Maine killings raise fears of vigilantism

? A man who shot two sex offenders to death in Maine got their names from the state’s online sex offender registry, authorities said Monday, renewing fears that such lists expose ex-convicts to vigilante violence.

The gunman, Stephen A. Marshall, a 20-year-old from Canada, committed suicide Sunday night in Boston after being cornered aboard a bus by police.

Investigators were uncertain what relationship, if any, Marshall had with the two victims, who were killed Easter Sunday morning at their homes 25 miles apart.

But the two men were among 34 names Marshall had looked up on the state Web site, said Stephen McCausland of the Maine Department of Public Safety. Investigators said they discovered he visited the Web site because he typed in his name to receive extra information online, including street addresses.

The Web site was disabled while police searched for Marshall but was restored Monday afternoon.

“The Web site is back on. It is there by law. The reason why the information is available to the public is well-documented,” McCausland said. The sex offender registry is designed to let people know of child molesters and other sex offenders in their midst.

All states have sex offender registries, and almost all of them post the information online.

But the killings added to a growing unease with such Web sites.
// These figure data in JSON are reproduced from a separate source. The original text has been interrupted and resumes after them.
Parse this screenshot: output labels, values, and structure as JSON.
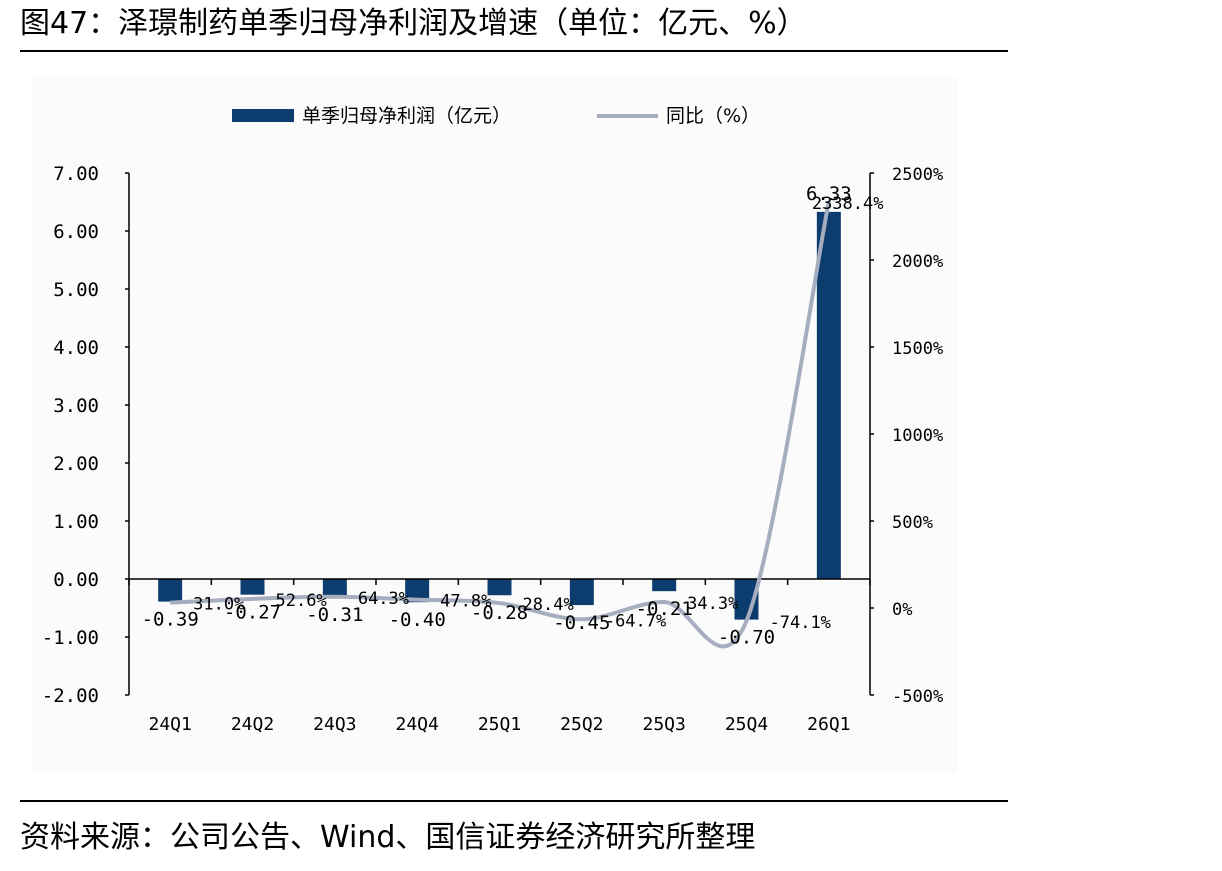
{
  "figure_title": "图47：泽璟制药单季归母净利润及增速（单位：亿元、%）",
  "source_note": "资料来源：公司公告、Wind、国信证券经济研究所整理",
  "colors": {
    "bar": "#0d3d6e",
    "line": "#a6adbe",
    "axis": "#000000"
  },
  "chart_data": {
    "type": "bar",
    "categories": [
      "24Q1",
      "24Q2",
      "24Q3",
      "24Q4",
      "25Q1",
      "25Q2",
      "25Q3",
      "25Q4",
      "26Q1"
    ],
    "series": [
      {
        "name": "单季归母净利润（亿元）",
        "type": "bar",
        "axis": "left",
        "values": [
          -0.39,
          -0.27,
          -0.31,
          -0.4,
          -0.28,
          -0.45,
          -0.21,
          -0.7,
          6.33
        ],
        "labels": [
          "-0.39",
          "-0.27",
          "-0.31",
          "-0.40",
          "-0.28",
          "-0.45",
          "-0.21",
          "-0.70",
          "6.33"
        ]
      },
      {
        "name": "同比（%）",
        "type": "line",
        "axis": "right",
        "values": [
          31.0,
          52.6,
          64.3,
          47.8,
          28.4,
          -64.7,
          34.3,
          -74.1,
          2338.4
        ],
        "labels": [
          "31.0%",
          "52.6%",
          "64.3%",
          "47.8%",
          "28.4%",
          "-64.7%",
          "34.3%",
          "-74.1%",
          "2338.4%"
        ]
      }
    ],
    "y_left": {
      "ylim": [
        -2,
        7
      ],
      "ticks": [
        7,
        6,
        5,
        4,
        3,
        2,
        1,
        0,
        -1,
        -2
      ],
      "tick_labels": [
        "7.00",
        "6.00",
        "5.00",
        "4.00",
        "3.00",
        "2.00",
        "1.00",
        "0.00",
        "-1.00",
        "-2.00"
      ]
    },
    "y_right": {
      "ylim": [
        -500,
        2500
      ],
      "ticks": [
        2500,
        2000,
        1500,
        1000,
        500,
        0,
        -500
      ],
      "tick_labels": [
        "2500%",
        "2000%",
        "1500%",
        "1000%",
        "500%",
        "0%",
        "-500%"
      ]
    },
    "legend": "top-center",
    "grid": false
  }
}
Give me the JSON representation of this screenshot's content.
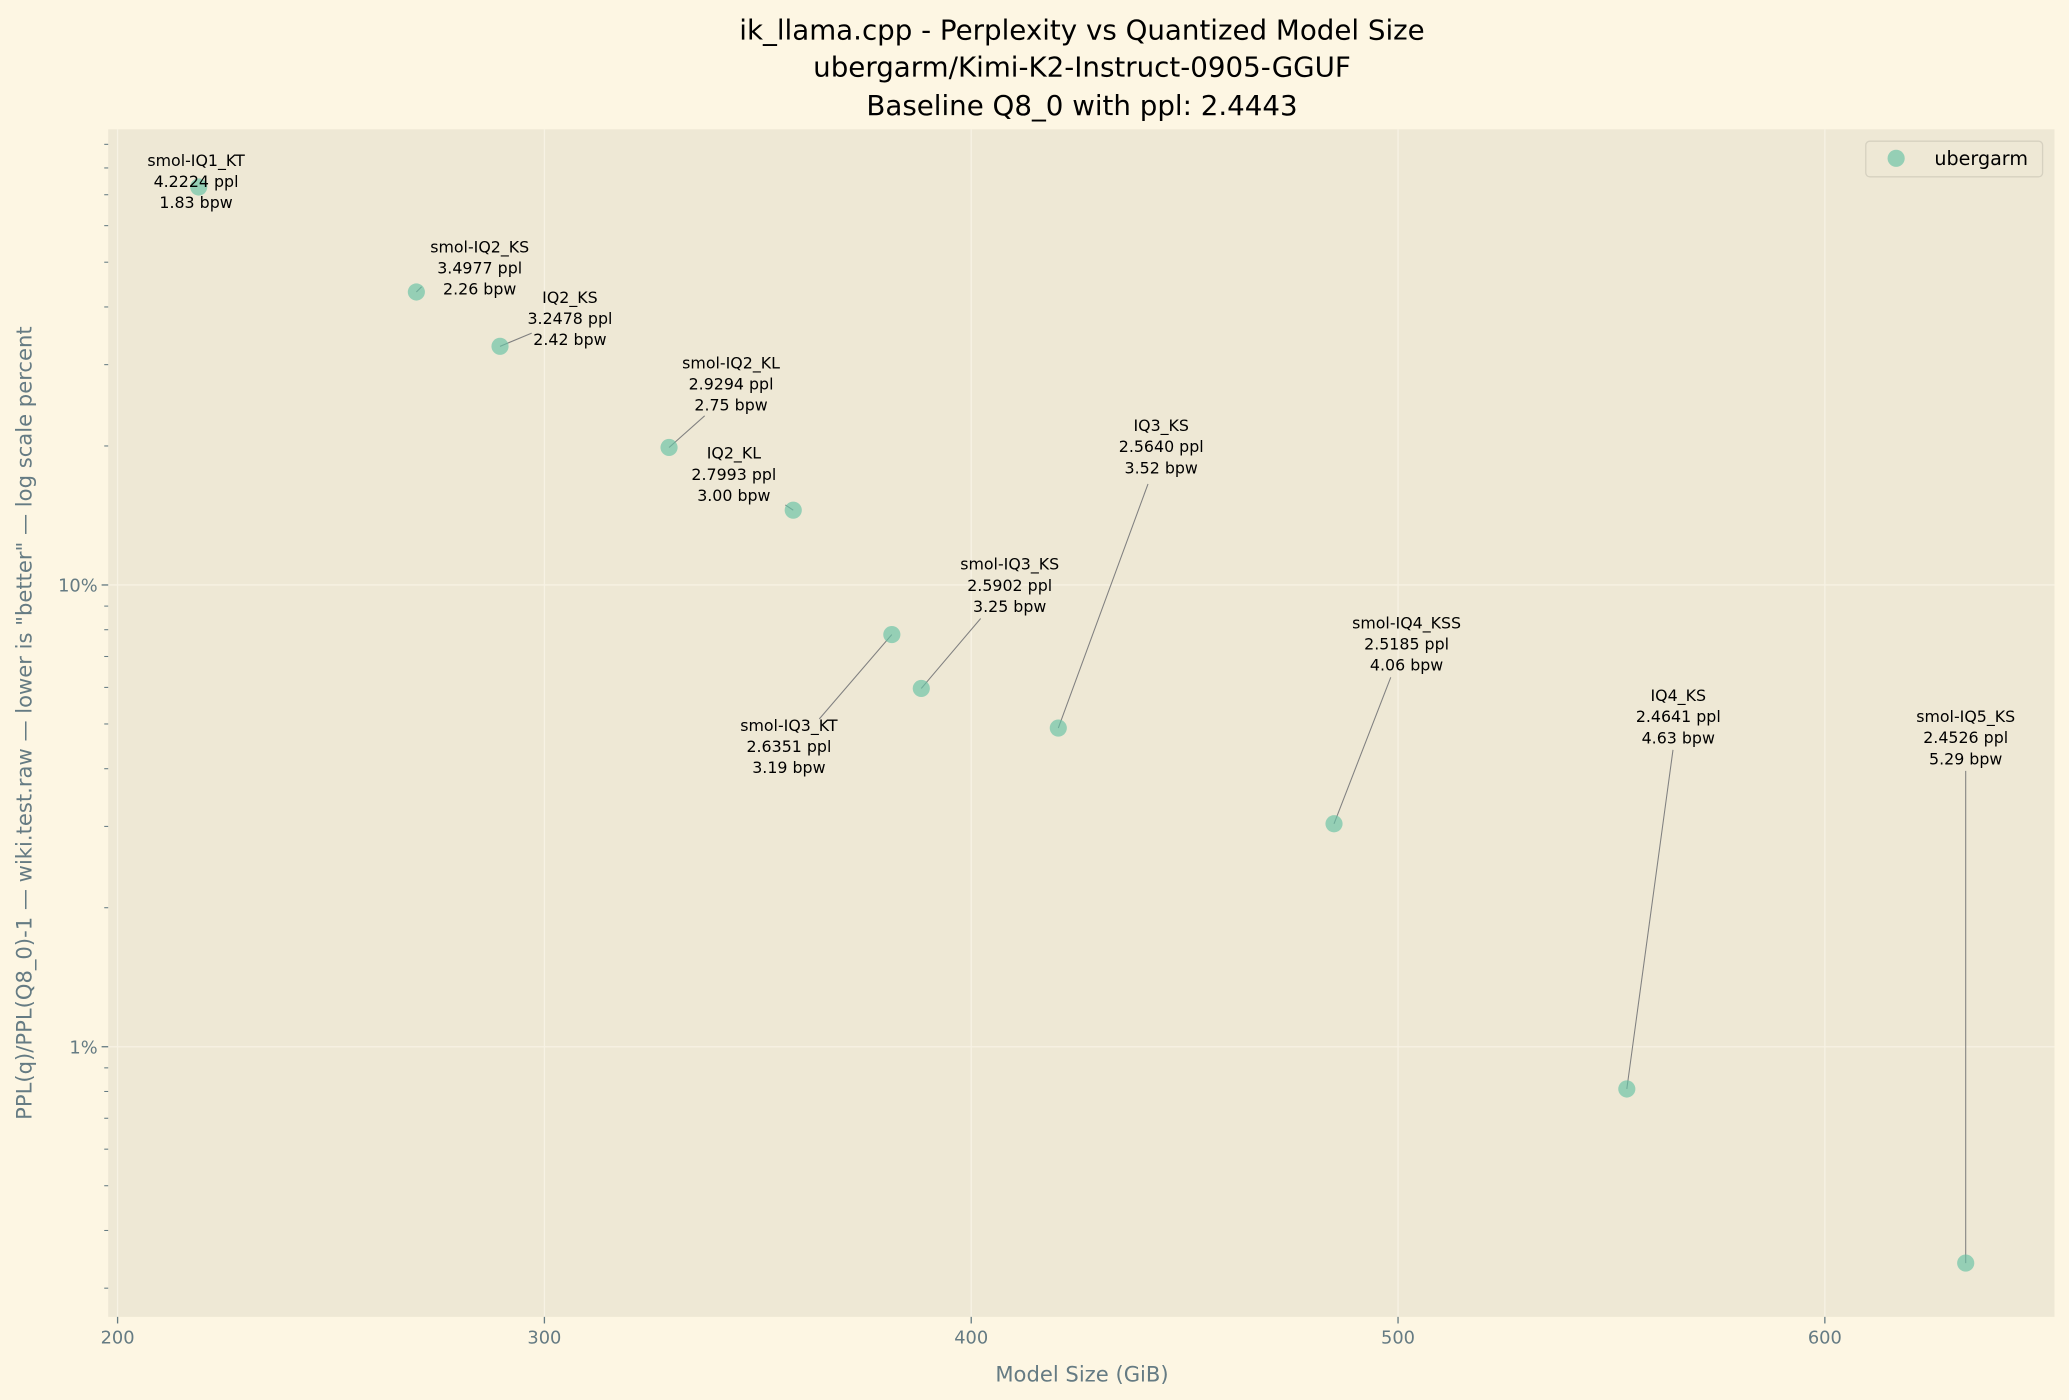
{
  "chart_data": {
    "type": "scatter",
    "title": [
      "ik_llama.cpp - Perplexity vs Quantized Model Size",
      "ubergarm/Kimi-K2-Instruct-0905-GGUF",
      "Baseline Q8_0 with ppl: 2.4443"
    ],
    "xlabel": "Model Size (GiB)",
    "ylabel": "PPL(q)/PPL(Q8_0)-1 — wiki.test.raw — lower is \"better\" — log scale percent",
    "xlim": [
      197.8,
      653.8
    ],
    "ylim": [
      0.26,
      97
    ],
    "yscale": "log",
    "x_ticks": [
      "200",
      "300",
      "400",
      "500",
      "600"
    ],
    "y_ticks": [
      "1%",
      "10%"
    ],
    "grid": true,
    "legend": {
      "placement": "top-right",
      "entries": [
        "ubergarm"
      ]
    },
    "colors": {
      "background": "#fdf6e3",
      "axes_face": "#eee8d5",
      "point": "#66c2a5",
      "axis_text": "#657b83"
    },
    "series": [
      {
        "name": "ubergarm",
        "points": [
          {
            "label": "smol-IQ1_KT",
            "ppl": "4.2224 ppl",
            "bpw": "1.83 bpw",
            "x": 219,
            "y": 72.75
          },
          {
            "label": "smol-IQ2_KS",
            "ppl": "3.4977 ppl",
            "bpw": "2.26 bpw",
            "x": 270,
            "y": 43.1
          },
          {
            "label": "IQ2_KS",
            "ppl": "3.2478 ppl",
            "bpw": "2.42 bpw",
            "x": 289.6,
            "y": 32.87
          },
          {
            "label": "smol-IQ2_KL",
            "ppl": "2.9294 ppl",
            "bpw": "2.75 bpw",
            "x": 329.2,
            "y": 19.85
          },
          {
            "label": "IQ2_KL",
            "ppl": "2.7993 ppl",
            "bpw": "3.00 bpw",
            "x": 358.3,
            "y": 14.52
          },
          {
            "label": "smol-IQ3_KT",
            "ppl": "2.6351 ppl",
            "bpw": "3.19 bpw",
            "x": 381.4,
            "y": 7.81
          },
          {
            "label": "smol-IQ3_KS",
            "ppl": "2.5902 ppl",
            "bpw": "3.25 bpw",
            "x": 388.3,
            "y": 5.97
          },
          {
            "label": "IQ3_KS",
            "ppl": "2.5640 ppl",
            "bpw": "3.52 bpw",
            "x": 420.4,
            "y": 4.9
          },
          {
            "label": "smol-IQ4_KSS",
            "ppl": "2.5185 ppl",
            "bpw": "4.06 bpw",
            "x": 485,
            "y": 3.04
          },
          {
            "label": "IQ4_KS",
            "ppl": "2.4641 ppl",
            "bpw": "4.63 bpw",
            "x": 553.6,
            "y": 0.81
          },
          {
            "label": "smol-IQ5_KS",
            "ppl": "2.4526 ppl",
            "bpw": "5.29 bpw",
            "x": 633,
            "y": 0.34
          }
        ]
      }
    ]
  }
}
Jack King from the National Association of Criminal Defense Lawyers in Washington said making public sex offenders’ addresses can be an invitation to violence.

Harassment, vandalism, assaults and even killings of sex offenders have been reported from coast to coast.

Maine State Trooper Dave Yankowsky, left, and detective Jay Pelletier search the driveway of slain sex offender Joseph L. Gray, 57, in Milo, Maine on Monday, April 17, 2006. Gray and another sex offender, William Elliott, 24, of Corinth, were found shot to death in separate incidents on Sunday.

“There are going to be crazy people out there,” King said. “And there’s going to be vigilantism.”

After New Jersey passed a public disclosure law on sex offenders in the 1990s, the brother of an offender was nearly beaten to death with a baseball bat when he was mistaken for his brother, King said.

In New Hampshire, Lawrence Trant went to prison after pleading guilty to the attempted murder of two convicted sex offenders whose names and addresses he found on an Internet registry posted by the state.

A sex offender Web site in Washington state was cited in the slayings of two convicted child rapists last summer. Michael Anthony Mullen, 35, pleaded guilty to murder and was sentenced to more than 44 years in prison.

In Maine, the registered sex offenders shot to death were Joseph Gray, 57, of Milo, and William Elliott, 24, of Corinth.

Gray’s name was posted on a state Web site because he had moved to Maine after a Massachusetts conviction for sexual assault on a child under 14, McCausland said. Elliott was convicted of having sex with an underage girl, he said.

When he shot himself, Marshall had with him a laptop computer along with two handguns, said Dave Procopio, spokesman for the Suffolk County, Mass., District Attorney’s Office.

Marshall, a 20-year-old restaurant dishwasher from North Sydney, Nova Scotia, had come to Houlton, Maine, to visit his father, authorities said.

Investigators believe he used his father’s pickup during the killings. The father had not realized his son and truck were missing, McCausland said. Marshall also took two handguns and a rifle from his father, the spokesman said.

Police tracked Marshall to Boston after finding his pickup abandoned in Bangor and then discovering bullets of the same caliber used in the killings in a bus stop rest room.